Vineet also suggested that there might be a problem with the gear profile. A harmonic drive has a different tooth profile than the standard involuted gear profile. Here's the STL in Matt Keeter's fstl viewer:

Flex spline tooth profileIt turns out that the tooth profile is very simple and not the one used in harmonic drives. I do understand that choice, given that these features are at the limit of what an FDM printer can resolve with a 0.4 mm nozzle. At this small scale the teeth will always come out similarly rounded when printed, no matter what you do in the CAD model.

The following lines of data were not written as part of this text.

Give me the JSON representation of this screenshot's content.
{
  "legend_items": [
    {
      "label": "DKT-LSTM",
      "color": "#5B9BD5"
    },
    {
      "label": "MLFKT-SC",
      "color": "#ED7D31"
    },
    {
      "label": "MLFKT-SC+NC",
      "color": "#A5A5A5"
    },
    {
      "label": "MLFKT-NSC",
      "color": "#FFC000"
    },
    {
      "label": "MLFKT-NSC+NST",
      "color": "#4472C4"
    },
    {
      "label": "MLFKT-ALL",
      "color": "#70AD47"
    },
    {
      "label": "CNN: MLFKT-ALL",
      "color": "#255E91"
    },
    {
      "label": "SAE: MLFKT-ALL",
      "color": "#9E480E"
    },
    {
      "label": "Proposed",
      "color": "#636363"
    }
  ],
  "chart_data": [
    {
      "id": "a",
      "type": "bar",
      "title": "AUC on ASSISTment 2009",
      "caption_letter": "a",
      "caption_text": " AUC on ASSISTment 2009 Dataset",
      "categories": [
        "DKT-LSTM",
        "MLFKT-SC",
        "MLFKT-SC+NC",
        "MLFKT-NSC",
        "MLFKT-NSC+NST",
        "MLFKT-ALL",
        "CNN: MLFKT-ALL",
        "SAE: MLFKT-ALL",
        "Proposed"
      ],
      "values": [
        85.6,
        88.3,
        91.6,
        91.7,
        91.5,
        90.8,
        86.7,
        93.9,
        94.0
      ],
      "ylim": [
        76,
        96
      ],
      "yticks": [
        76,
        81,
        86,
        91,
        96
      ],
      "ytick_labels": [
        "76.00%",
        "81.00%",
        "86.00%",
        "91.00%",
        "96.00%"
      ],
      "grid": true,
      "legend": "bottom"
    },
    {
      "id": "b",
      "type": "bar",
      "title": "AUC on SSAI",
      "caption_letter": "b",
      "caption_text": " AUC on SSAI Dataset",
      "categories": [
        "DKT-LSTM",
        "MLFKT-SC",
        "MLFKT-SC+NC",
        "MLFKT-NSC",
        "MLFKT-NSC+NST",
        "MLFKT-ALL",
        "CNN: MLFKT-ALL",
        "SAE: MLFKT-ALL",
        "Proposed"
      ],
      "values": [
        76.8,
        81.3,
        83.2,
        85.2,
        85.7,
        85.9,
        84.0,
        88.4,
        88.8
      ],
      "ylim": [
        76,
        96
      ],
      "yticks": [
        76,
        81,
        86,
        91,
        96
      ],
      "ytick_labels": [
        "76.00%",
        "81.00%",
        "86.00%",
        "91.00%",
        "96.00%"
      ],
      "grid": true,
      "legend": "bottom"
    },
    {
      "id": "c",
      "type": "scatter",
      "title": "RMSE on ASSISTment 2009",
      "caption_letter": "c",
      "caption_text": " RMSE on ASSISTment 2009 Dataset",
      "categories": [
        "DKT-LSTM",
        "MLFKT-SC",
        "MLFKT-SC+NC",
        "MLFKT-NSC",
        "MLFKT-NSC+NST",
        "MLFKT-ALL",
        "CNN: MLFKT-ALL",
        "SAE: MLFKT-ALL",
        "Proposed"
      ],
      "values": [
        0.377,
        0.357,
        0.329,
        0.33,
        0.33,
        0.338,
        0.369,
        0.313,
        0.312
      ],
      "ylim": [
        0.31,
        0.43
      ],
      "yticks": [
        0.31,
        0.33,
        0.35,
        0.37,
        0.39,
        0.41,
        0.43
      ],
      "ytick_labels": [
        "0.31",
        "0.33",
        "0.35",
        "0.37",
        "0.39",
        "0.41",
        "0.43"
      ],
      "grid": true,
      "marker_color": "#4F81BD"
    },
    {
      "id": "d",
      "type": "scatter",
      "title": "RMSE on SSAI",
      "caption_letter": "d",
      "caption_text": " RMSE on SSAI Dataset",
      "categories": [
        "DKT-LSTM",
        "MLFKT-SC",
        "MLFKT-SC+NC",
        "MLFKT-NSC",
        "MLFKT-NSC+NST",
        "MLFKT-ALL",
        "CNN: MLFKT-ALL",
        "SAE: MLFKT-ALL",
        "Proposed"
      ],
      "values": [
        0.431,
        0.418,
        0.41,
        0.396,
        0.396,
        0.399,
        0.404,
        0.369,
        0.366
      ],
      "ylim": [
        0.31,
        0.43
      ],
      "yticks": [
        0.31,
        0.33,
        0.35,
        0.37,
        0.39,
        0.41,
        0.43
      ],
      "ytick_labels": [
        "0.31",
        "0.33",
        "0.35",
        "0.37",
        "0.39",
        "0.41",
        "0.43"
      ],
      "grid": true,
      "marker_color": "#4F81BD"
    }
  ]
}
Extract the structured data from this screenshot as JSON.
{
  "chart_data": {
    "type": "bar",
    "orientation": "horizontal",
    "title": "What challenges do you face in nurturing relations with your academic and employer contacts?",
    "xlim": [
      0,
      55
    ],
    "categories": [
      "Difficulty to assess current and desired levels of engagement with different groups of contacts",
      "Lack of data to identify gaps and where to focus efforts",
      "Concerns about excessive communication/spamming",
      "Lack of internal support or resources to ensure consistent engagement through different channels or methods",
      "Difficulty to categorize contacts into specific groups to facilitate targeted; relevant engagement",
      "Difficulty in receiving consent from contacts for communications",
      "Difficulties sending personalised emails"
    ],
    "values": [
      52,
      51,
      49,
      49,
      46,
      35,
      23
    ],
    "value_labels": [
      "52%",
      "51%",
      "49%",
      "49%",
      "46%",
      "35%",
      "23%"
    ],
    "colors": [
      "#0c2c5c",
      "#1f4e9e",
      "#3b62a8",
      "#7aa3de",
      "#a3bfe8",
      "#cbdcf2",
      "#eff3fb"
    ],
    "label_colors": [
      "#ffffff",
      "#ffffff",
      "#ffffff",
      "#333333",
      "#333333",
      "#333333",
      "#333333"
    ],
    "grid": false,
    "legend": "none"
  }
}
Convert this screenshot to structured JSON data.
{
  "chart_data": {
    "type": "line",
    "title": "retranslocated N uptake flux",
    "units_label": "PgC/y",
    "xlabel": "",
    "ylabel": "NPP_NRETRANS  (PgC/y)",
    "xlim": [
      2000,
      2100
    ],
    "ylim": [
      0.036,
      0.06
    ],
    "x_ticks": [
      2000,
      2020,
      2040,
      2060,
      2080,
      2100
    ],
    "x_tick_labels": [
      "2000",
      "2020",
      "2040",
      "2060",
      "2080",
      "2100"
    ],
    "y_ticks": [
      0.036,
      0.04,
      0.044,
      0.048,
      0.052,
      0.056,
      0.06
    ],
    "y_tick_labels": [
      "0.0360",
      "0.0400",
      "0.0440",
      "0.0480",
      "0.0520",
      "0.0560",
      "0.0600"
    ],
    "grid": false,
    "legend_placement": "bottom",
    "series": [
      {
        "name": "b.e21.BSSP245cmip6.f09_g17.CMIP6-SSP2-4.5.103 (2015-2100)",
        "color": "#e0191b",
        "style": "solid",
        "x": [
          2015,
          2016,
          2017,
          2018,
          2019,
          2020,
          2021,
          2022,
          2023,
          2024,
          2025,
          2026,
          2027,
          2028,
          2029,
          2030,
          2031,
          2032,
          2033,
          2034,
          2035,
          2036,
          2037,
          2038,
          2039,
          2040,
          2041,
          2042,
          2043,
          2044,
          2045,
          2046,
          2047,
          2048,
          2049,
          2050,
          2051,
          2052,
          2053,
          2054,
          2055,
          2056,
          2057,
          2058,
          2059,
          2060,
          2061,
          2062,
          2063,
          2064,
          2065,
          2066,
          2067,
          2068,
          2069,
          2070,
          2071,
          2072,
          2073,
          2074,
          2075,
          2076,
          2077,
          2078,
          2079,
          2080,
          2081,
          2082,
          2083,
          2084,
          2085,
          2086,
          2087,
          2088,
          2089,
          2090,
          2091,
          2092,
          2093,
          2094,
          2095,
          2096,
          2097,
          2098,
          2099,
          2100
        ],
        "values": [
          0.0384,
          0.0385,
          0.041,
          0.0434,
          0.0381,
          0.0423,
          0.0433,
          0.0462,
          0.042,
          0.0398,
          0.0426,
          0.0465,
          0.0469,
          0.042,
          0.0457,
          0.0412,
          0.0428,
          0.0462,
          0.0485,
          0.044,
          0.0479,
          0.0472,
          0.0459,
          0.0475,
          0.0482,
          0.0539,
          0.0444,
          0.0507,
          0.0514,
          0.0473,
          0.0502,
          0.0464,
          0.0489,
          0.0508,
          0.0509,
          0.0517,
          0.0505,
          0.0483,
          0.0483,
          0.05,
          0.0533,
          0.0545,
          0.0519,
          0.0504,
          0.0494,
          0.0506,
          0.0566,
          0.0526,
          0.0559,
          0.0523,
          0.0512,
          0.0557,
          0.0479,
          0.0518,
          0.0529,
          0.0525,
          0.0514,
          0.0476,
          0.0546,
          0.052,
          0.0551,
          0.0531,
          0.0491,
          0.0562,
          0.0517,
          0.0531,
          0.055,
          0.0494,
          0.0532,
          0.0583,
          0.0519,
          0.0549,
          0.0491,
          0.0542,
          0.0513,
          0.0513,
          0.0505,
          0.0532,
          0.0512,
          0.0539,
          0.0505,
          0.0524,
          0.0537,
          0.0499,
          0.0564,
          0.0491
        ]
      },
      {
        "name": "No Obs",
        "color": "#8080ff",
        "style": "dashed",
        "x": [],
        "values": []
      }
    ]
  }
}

FDM 3D printed flex splineFDM 3D printed flex spline. The center part has chipped where I inserted the ball bearings.

Vineet printed the harmonic drive using Durable resin on a Form 3 printer and got more promising results:

Flex spline teeth - SLA printedImage from Vineet Padia.

Flex spline - SLA printedImage from Vineet Padia.

I mailed him the bearings that he needs to assemble the gearbox. Remote collaboration on physical designs is slower than in software, but it helps a lot when you have the same inventory.

The SLA printed harmonic drive hasn't been assembled yet, but the one that Vineet FDM printed works great!

Next steps

My hope is that I can learn from this design and make a smaller harmonic drive that fits onto a tiny gimbal motor. I see two main problems:

  1. I'm using outrunner gimbal motors, which means that it's hard to find a stationary point to attach the gearbox to. Maybe I'll just use long bolts and fix the gearbox to the PCB underneath the motor.
  2. The teeth in the Nema17 harmonic drive can't be any smaller using a standard 0.4 mm 3D printing nozzle.

Resin casting is probably the way to go to get sharper and more precise details in the plastic parts. The Guerilla guide to CNC and resin casting provides inspiring examples. I jumped through several hoops to get the tooling board, molding silicone and high-performance polyurethane resin that Michal recommends. I've made a nice silicone mold, but I haven't got the hang of getting the bubbles out of the resin yet.

Resin printing might also be an option for the harmonic drive parts, expecially with a high performance resin like Ultracur3D® RG 1100 or even the ceramic-filled Ultracur3D® RG 3280. The ceramic particles might provide better wear resistance in addition to making the stiffest 3D printing resin I've come across, by far.